Conhecida pelos sucessos estrondosos de jogos como Lords of Hellas, Tainted Grail e Nemesis, a Aweken Realms começou sua jornada com o financiamento de um jogo bem conhecido dos consoles, This War of Mine. Somente com esses 4 jogos a empresa fez cerca de 15 milhões de dólares através do financiamento coletivo.

Mas, se This War of Mine já era um conhecido jogo conhecido, porque a empresa precisava do Kickstarter? Nem todos os jogos oriundos de uma franquia conhecida são sucesso de vendas, algo que é comprovado pela falha do financiamento de um jogo baseado em Planeta dos Macacos. Há outros casos de jogos bastante ruins que usavam a IP (propriedade intelectual) de uma conhecida franquia e falharam. This War of Mine teve sucesso e garantiu o nome da editora num hall destinado a poucos, o que possibilitou à Aweken Realms investir em seus sucessos seguintes.

TRICKERION: LEGENDS OF ILLUSION

Sem dúvida alguma a Mindclash Games tem despontado como uma das editoras mais interessantes dos últimos anos para os eurogamers. Jogos como Anachrony e Cerebria são sucesso de venda e crítica e muito se fala dos aguardadíssimos Transhumanity e Perseverance. Mas tudo começou com Trickerion: Legends of Illusion. Num jogo bastante criativo e original os jogadores assumem o papel de mestres do ilusionismo e devem atrair o público para suas apresentações, desejando se tornar o maior de todos os ilusionistas.

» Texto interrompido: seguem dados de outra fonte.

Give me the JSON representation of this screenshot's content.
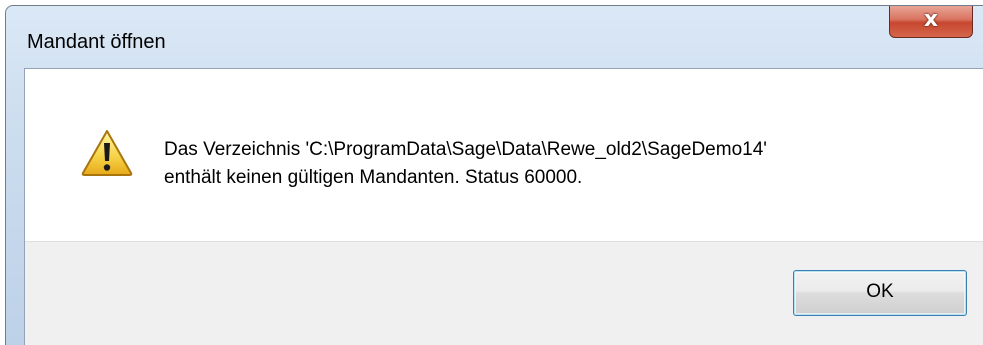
{
  "dialog": {
    "title": "Mandant öffnen",
    "close_label": "x"
  },
  "message": {
    "line1": "Das Verzeichnis 'C:\\ProgramData\\Sage\\Data\\Rewe_old2\\SageDemo14'",
    "line2": "enthält keinen gültigen Mandanten. Status 60000.",
    "icon": "warning-icon"
  },
  "buttons": {
    "ok_label": "OK"
  }
}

Arrecadando cerca de 800 mil dólares nas suas duas campanhas — do jogo base e, recentemente, de sua segunda expansão — o jogo colocou no radar a pequena empresa sediada na Hungria, bem como seus designers Viktor Peter e Richard Amann.

EMPIRES OF THE VOID

A segunda edição de Empires of the Void é de tirar o fôlego.

Relançado em 2018, Empires of the Void teve sua primeira campanha ainda em 2011, nos primórdio das campanhas de jogos de tabuleiro no Kickstarter, arrecadando singelos 35 mil dólares. O suficiente pra colocar no mercado a Red Raven Games, a editora do designer americano Ryan Laukat. O que se seguiu foi uma série de ótimos lançamentos com jogos autorais do designer — que além de criar os jogos, ilustra e desenvolve suas criações.

A editora também é responsável por jogos como City of Iron, Eight-Minute Empire, The Ancient World, Above and Below, Islebound, Near and Far e Roam. Recentemente, Laukat começou a revisitar alguns de seus títulos, dando um ajuste em mecânicas e criando novas artes, o que aconteceu com o próprio Empires of the Void e com The Ancient World. São mais de 4 milhões de dólares arrecadadas pela empresa.

E aí, quais jogos do Kickstarter estão na sua coleção? Quais você acredita que não existiriam sem uma campanha de financiamento coletivo? E no Brasil, quais os jogos só viram a luz do dia por causa do crowdfunding?